The reality is that there is currently a huge gap in disabled people’s representation in politics, and not just in Westminster. Among local councillors – which is generally seen as a stepping stone onto national politics – only about 14 per cent reported that they were disabled according to the census in 2010.
This lack of disabled people’s representation in our politics at all levels is a sign of a long-standing deficit in our democracy. A step change is needed to boost the number of disabled people who stand for elected positions.
Given the low numbers of disabled people in political life, it is welcome that the Government has committed to act on this.
We are particularly pleased that they’ve taken on board one of the proposals that Scope has put forward to the Speaker’s Conference – and will be launching this week a dedicated fund to cover the additional financial costs of running for election that disabled people incur.

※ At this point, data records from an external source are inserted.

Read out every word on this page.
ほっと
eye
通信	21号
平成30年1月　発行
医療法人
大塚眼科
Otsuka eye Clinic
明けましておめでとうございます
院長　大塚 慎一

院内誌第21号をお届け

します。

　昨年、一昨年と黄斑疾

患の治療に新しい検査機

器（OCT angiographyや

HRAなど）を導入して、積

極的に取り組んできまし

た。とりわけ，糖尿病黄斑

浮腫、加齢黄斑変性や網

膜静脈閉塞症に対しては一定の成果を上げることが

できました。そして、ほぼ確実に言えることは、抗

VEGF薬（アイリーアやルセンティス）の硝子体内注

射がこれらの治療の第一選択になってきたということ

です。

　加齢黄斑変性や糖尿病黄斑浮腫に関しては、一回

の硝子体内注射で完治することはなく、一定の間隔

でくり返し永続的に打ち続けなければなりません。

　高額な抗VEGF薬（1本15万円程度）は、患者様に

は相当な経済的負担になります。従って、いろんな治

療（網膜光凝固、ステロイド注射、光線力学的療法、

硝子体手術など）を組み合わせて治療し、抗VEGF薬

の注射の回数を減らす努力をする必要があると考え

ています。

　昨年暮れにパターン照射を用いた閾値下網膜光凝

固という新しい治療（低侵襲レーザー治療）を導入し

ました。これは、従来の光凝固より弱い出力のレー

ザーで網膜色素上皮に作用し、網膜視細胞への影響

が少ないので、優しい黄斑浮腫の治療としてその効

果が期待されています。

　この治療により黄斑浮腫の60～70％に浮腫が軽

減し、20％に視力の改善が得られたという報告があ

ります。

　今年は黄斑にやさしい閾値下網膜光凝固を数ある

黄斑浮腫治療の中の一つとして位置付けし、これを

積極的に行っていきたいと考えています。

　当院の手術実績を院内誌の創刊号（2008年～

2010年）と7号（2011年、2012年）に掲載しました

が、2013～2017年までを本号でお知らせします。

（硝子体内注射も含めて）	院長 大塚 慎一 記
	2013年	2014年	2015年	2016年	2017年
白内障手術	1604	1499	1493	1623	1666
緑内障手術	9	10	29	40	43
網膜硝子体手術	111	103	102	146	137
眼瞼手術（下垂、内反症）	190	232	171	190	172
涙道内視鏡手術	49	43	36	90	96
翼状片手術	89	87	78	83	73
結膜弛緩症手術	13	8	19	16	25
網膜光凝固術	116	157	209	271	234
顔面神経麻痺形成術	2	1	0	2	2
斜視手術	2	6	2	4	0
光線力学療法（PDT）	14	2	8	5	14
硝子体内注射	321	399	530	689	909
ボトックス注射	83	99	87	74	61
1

The fund is based on a recognition that extra costs – such as those arising from the cost of employing an interpreter for a selection interview or from the cost of taking a taxi rather than a bus due to the inaccessibility of transport – present a serious barrier for disabled people wanting to stand for elected office.
By aiming to tackle this additional financial disadvantage that disabled candidates face, the access to elected office fund will be instrumental in helping to achieve a more representative make-up of Parliament.
The issue of representation is hugely important, as is shown by the growing body of evidence that disabled people make a positive difference to the quality of decision-making and bring a fresh perspective.
We can also expect ensuring disabled people have a greater presence and voice in politics to improve attitudes towards disabled people. A Scope poll found that 79 per cent of disabled people believe that having more disabled politicians would have a positive effect on attitudes.
The opportunity we have at the moment is to re-imagine what we want politics to look like, and the representation of disabled people must be at the heart of the agenda.
We cannot afford not to act now. Unless we do, we are bound to witnesses trust in politics steadily ebbing away – with more disabled people losing confidence in a political system that fails to make their voices heard and doesn’t focus on the issues that matter to them.
As one of the respondents to our poll put it:
I really feel that until there are more disabled politicians with a high profile, there will never be a good understanding of the problems disabled people have to deal with”.
Accurate data is difficult to come by as there are no official figures on the number of disabled people who put themselves forward as candidates for election. But it has been estimated that we would need at least 65 disabled MPs if the House of Commons were truly reflective of the people it represents.
The launch of the access to elected office fund could be the moment where change starts.